QUAKING MOUSE MYELIN: BIOCHEMICAL CHARACTERIZATION OF ZONAL GRADIENT SUBFRACTIONS

Abstract

AbstractThe brains of Quaking and littermate control mice were fractionated by differential and density gradient centrifugation into soluble, microsomal, myelin and related (SN 4) fractions. There were no apparent differences in protein composition between any Quaking and control fraction with the exception of myelin and SN 4. Analysis of CNP activity indicated that in Quaking animals a high proportion of the total activity was localized in microsomal fractions, while in controls a large percentage of activity was found in myelin and SN4; in contrast, there were no marhcd differences in the distribution of AChE activity between Quaking and control fractions.The yield of myelin isolated from Quaking animals was 3.6%, of that from controls by electron microscopy myelin fractions from both Quaking and controls consisted of compact myelin whorls. Zonal centrifugation on continuous sucrose gradients demonstrated that both control and Quaking myelin was distributed in a bell‐shaped mode with peak densities at 0.66 0.68 and 0.71‐0.75 M‐sucrose, respectively.
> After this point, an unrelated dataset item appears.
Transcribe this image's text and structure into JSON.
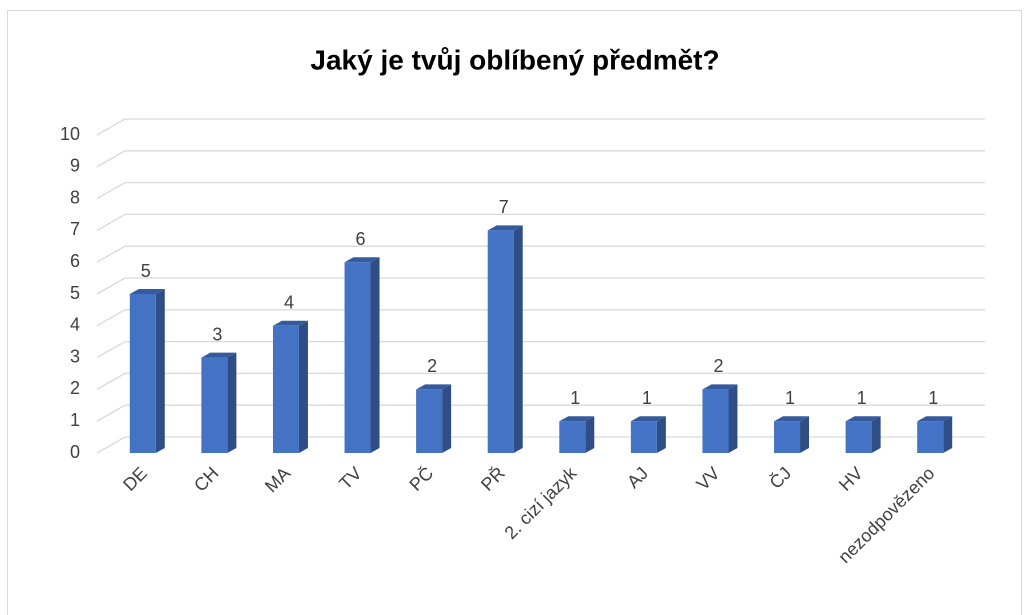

The specific activity of CNP was generally lower in mutant subfractions than in controls. Protein analysis revealed that there were similar qualitative trends between light and heay myelin subfractions from both mutant and control animals, although the levels of proteolipid and small basic proteins were substantially lower in all Quaking fractions. These results indicate that. although all mutant myelin subfractions are compositionally abnormal, the type of particle heterogeneity in Quaking myelin is similar to that observed in controls.